Reihte sich Montero mit diesen neuen, dem Zeitgeist entsprechenden
Akzenten in die von Goecke ganz beiseitegelassene psychologische
Deutungstradition der „Nussknacker“-Rezeption ein,
ging Schmidt den Weg der Ironie und der Dekonstruktion. Statt des
bunten Kindertraums vom Süßigkeitenreich evozierte er
das Bild einer Gesellschaft, die ihre alten Menschen verwahrt und
versorgt, ohne dass es groß zu inneren Begegnungen zwischen
den Generationen kommen würde. Sein „Nussknacker“ spielt
im Altenheim, und Alzheimer ist auch dabei.
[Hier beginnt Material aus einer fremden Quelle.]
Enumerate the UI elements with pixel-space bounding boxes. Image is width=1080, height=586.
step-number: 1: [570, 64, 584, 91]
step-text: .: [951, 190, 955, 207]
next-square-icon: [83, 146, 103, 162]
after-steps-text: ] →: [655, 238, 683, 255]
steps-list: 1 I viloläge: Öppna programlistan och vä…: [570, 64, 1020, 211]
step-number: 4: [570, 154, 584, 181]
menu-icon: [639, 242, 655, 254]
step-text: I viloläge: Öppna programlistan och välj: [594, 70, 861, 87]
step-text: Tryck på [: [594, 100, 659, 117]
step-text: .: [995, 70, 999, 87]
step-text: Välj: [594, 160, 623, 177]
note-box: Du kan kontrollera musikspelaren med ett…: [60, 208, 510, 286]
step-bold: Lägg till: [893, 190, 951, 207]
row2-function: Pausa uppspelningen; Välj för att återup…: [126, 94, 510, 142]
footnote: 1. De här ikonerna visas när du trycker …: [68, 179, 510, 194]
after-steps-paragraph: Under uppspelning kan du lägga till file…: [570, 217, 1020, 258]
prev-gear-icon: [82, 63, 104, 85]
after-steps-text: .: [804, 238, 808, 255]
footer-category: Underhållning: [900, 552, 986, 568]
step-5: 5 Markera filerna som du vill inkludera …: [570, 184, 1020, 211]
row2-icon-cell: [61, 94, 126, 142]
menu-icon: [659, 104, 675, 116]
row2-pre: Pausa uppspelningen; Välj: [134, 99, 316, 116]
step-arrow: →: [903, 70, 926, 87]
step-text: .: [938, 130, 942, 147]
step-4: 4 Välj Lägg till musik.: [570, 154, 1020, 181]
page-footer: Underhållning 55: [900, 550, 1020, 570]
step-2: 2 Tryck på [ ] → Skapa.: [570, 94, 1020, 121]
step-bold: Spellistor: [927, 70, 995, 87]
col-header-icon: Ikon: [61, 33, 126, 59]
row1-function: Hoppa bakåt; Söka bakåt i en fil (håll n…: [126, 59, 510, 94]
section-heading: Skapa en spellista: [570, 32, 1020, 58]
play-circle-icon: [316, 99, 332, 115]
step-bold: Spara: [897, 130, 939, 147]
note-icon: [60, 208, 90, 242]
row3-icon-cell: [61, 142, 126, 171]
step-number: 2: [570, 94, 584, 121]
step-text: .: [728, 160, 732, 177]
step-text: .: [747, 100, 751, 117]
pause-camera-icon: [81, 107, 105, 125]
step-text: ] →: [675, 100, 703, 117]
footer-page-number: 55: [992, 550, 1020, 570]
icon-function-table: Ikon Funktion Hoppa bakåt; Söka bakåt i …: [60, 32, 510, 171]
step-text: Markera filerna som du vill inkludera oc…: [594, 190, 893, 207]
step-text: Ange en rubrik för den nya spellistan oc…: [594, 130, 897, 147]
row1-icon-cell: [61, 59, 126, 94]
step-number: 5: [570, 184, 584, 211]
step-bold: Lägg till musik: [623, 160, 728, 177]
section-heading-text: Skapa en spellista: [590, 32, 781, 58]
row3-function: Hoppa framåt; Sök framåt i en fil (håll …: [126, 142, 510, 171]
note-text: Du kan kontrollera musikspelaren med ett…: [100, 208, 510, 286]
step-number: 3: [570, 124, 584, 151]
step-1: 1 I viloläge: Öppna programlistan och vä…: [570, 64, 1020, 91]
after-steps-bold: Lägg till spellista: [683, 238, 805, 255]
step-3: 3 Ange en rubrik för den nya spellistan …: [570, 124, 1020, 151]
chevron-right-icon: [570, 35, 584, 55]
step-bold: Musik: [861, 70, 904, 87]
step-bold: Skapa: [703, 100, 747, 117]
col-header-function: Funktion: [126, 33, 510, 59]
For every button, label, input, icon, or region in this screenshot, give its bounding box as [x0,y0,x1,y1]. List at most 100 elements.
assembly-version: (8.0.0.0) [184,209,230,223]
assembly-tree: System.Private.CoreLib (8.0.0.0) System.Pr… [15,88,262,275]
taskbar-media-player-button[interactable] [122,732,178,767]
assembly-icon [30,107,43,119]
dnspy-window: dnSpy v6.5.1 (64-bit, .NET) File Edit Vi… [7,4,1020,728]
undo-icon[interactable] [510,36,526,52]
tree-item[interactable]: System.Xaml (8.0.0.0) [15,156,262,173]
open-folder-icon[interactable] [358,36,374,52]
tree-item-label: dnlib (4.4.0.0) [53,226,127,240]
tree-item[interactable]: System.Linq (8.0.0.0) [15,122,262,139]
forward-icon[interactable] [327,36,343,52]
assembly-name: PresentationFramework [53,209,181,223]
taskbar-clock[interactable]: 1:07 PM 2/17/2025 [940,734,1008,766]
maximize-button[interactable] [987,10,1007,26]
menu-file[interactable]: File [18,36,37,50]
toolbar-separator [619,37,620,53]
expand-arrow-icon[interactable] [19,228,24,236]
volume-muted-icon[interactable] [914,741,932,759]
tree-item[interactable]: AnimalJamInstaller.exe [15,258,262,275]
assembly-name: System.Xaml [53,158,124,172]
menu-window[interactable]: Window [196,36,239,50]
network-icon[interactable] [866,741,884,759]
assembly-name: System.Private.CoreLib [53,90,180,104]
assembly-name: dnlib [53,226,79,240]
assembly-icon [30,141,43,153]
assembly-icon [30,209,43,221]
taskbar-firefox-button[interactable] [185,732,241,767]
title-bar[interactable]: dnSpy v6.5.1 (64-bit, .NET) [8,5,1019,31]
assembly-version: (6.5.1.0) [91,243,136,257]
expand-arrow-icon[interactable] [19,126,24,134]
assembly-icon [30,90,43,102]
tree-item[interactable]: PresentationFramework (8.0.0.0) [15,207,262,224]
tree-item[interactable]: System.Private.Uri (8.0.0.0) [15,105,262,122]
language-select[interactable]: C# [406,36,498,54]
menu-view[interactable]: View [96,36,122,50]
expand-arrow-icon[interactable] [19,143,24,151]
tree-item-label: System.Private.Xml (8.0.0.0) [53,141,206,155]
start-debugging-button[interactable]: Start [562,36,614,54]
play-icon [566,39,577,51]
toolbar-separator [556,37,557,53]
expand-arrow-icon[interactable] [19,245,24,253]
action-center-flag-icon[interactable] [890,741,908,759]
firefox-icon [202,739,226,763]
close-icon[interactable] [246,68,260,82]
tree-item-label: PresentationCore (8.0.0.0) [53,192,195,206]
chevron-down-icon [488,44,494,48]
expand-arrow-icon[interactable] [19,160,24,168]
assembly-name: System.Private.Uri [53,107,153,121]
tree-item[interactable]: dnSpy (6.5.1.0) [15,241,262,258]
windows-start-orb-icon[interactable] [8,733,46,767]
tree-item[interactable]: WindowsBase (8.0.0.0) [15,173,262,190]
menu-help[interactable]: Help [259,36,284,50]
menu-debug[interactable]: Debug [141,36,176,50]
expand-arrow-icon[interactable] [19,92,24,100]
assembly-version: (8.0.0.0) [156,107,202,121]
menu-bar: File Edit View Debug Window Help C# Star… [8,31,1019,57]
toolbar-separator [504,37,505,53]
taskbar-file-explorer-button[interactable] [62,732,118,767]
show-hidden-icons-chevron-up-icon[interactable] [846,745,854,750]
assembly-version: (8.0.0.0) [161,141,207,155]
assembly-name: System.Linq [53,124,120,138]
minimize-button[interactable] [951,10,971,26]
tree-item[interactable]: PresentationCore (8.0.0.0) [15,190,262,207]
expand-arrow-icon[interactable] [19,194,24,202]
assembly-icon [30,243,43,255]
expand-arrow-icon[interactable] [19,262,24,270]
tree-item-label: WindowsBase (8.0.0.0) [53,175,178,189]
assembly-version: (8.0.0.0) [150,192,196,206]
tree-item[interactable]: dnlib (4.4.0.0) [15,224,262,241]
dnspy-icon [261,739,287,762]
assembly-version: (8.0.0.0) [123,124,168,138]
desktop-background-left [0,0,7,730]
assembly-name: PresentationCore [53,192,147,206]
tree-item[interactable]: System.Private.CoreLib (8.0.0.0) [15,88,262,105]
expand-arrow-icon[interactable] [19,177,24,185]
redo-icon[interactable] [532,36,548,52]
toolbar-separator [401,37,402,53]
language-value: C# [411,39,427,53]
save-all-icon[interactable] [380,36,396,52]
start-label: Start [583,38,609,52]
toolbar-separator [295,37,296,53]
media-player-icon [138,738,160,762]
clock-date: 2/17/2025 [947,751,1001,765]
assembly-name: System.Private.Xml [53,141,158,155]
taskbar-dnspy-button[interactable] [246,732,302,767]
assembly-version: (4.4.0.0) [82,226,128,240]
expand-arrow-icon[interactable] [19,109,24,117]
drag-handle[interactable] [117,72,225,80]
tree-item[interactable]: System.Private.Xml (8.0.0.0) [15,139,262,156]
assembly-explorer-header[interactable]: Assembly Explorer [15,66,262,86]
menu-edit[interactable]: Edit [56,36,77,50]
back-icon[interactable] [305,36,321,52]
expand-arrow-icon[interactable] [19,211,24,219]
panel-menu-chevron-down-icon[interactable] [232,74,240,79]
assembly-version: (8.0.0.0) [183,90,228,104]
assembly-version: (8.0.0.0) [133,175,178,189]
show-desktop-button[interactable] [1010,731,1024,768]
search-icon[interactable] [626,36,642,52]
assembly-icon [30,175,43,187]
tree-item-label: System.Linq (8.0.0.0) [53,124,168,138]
Klara ist Bewohnerin,
eine alte Braut, die ihren Prinzen Hans geheiratet hat, den sie
aber kaum mehr erkennt. Hans war im Zweiten Weltkrieg, den Kampf
zwischen Zinnsoldaten und Mäusen hat Schmidt schlicht mit
der realen Weltgeschichte kurzgeschlossen. „Nussknacker“ taucht
als Stück im Stück, als Zeit schindende Nachmittagsvorstellung
für Senioren auf und dient gleichzeitig als Erinnerungsraum
für die Geschichte darüber, was das „Nussknacker“-Ballett
einmal gewesen ist. Virtuos verschachtelt Schmidt die verschiedenen
Zeitebenen. Rasch erfolgt der Wechsel der Erzählstruktur:
In weißen Jeans und Oberteilen tanzt die Compagnie die Jugend,
wechselt in die Rolle des Pflegepersonals, Szenen mit den Regensburger
Senioren, allesamt Laienperformer, schieben sich dazwischen. Die
im Kopf der Zuschauer dadurch ausgelöste Vervielfachung der
Erzählungen führt dabei manches Mal an intellektuelle
Grenzen.
Im Vergleich dazu wirkt Neumeiers 1971 beziehungsweise 1973 auf
den Städtischen Bühnen Frankfurts und im Münchner
Nationaltheater erstmals gezeigte „Nussknacker“-Aufführung
weit und geklärt. Wo Montero und Schmidt das Nussknacker-Motiv
in die Gegenwart katapultieren und dem Zuschauer unangenehme Spiegel
vorhalten, überzeugt Neumeiers liebevoller Entwurf bis heute
als wichtige Rückbesinnung auf die Balletttradition.